One thing: learn it all by heart.


So, when you needed it, you could bring it to mind and use it to support your reasoning by appealing to the good old principle of authority, that is, IPSE DIXIT, he said it, word for word.

Then came the book, came paper, printing, and suddenly the tools to carry around culture became much less rare, less expensive, easier to carry in our pockets but, above all, also easier to consult again to maybe find the mark.

And so, I can dedicate a little less space to memory because I can rely on the book.

And above all, I add, even the movement we make when we read a book facilitates a consequential reasoning, a reasoning much closer to the scientific one.


Here we are ready for a new paradigm.


Today our filter is artificial intelligence, we access and disseminate culture with search engines, social networks, analytical tools, predictive tools, today even with generative artificial intelligence.


Well, we are in the new AI Dixit paradigm and in this new paradigm, I believe it is very explicit that we dialogue with these technologies, we converse, and they participate in the formation of our thoughts. They participate in our reasoning and will participate more and more in what becomes a dialogue also useful to be more creative, to try to look at things from different points of view, to structure our reasoning.


If we use them well, they can do this, so, they almost become a kind of... I don't know, an inner voice?

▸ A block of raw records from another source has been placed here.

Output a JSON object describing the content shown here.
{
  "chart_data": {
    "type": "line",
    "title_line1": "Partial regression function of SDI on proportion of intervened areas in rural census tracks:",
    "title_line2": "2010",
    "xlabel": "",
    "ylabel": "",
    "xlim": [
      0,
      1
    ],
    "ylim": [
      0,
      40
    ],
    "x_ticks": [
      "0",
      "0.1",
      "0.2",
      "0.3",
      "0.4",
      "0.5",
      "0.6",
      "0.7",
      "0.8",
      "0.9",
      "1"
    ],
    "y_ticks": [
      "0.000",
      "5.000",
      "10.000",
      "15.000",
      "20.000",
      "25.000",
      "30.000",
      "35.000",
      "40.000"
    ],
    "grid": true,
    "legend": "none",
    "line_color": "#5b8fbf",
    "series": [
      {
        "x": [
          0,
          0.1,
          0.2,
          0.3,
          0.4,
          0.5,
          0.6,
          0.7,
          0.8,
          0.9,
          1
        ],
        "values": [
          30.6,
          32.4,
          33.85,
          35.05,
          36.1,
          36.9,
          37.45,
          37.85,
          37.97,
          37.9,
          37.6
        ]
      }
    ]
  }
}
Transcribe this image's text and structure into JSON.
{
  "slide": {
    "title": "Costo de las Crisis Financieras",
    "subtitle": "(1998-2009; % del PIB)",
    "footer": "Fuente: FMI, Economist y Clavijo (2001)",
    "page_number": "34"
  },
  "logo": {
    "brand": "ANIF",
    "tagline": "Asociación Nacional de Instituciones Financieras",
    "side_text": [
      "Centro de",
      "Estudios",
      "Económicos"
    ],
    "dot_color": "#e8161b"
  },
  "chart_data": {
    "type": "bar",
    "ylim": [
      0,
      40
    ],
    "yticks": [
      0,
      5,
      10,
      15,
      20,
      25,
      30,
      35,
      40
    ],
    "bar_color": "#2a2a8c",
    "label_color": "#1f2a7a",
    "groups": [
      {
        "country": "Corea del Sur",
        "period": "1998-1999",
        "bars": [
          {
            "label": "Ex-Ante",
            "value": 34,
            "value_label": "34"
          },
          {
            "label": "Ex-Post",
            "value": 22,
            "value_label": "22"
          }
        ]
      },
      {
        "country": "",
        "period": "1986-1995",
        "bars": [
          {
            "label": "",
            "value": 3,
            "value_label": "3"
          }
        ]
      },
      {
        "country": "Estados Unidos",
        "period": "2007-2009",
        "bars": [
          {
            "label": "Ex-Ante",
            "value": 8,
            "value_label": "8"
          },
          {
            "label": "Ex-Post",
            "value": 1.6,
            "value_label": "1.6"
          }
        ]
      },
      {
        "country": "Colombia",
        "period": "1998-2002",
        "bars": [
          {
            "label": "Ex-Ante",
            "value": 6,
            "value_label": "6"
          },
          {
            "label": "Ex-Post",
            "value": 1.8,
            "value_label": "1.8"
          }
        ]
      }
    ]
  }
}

Maybe in the future, we will talk about the “Talking Cricket Effect”.


A synthetic digital talking cricket that participates in our cognitive activities and after all, just as the talking cricket helped Pinocchio become human, in some way this new synthetic talking cricket is helping us humans become different humans who express their intelligence differently.


It therefore participates in the construction of our memory, our identity, the image we have of the world, and therefore also of the role we humans have in that world. And so, it is also changing the way we give meaning to our existence.


Well, this is the power and impact that culture has on us, it is a change of the cultural paradigm.


And so: language, voice, design, words, game, intellectual technologies, now even generally all culture… the fact is that all these levers, these powers, are converging today into a single space, an enormous space of power that, like all powers, we can choose to delegate more or less to third parties.


Third parties who can also be very few people managing the technological companies leveraging all those powers we have seen.


But the point is that this is not the path, there are others we can inhabit both individually and collectively in this space. We can make it our own as a space of freedom of action and therefore I would also say a bit of resistance.

How?

Well, bringing on board this space always different points of view questioning the tools and content bringing cultures, viewpoints, ideas, visions, futures all things in the plural that express the wonderful diversity of us humans.


And at this point, it will become a space of sharing.


You know, Michael Tomasello showed that this very ability to share, to focus attention together on a single concept, and therefore to learn from each other, to change our points of view, well, this is what was the key to the cognitive leap that in fact made our species evolve.


So, I say: this is the most important power of all because this is what allows us to direct all the other levers, all the other powers, and to participate in the construction of this new cultural paradigm.


In short: this, after all, is the power of being human.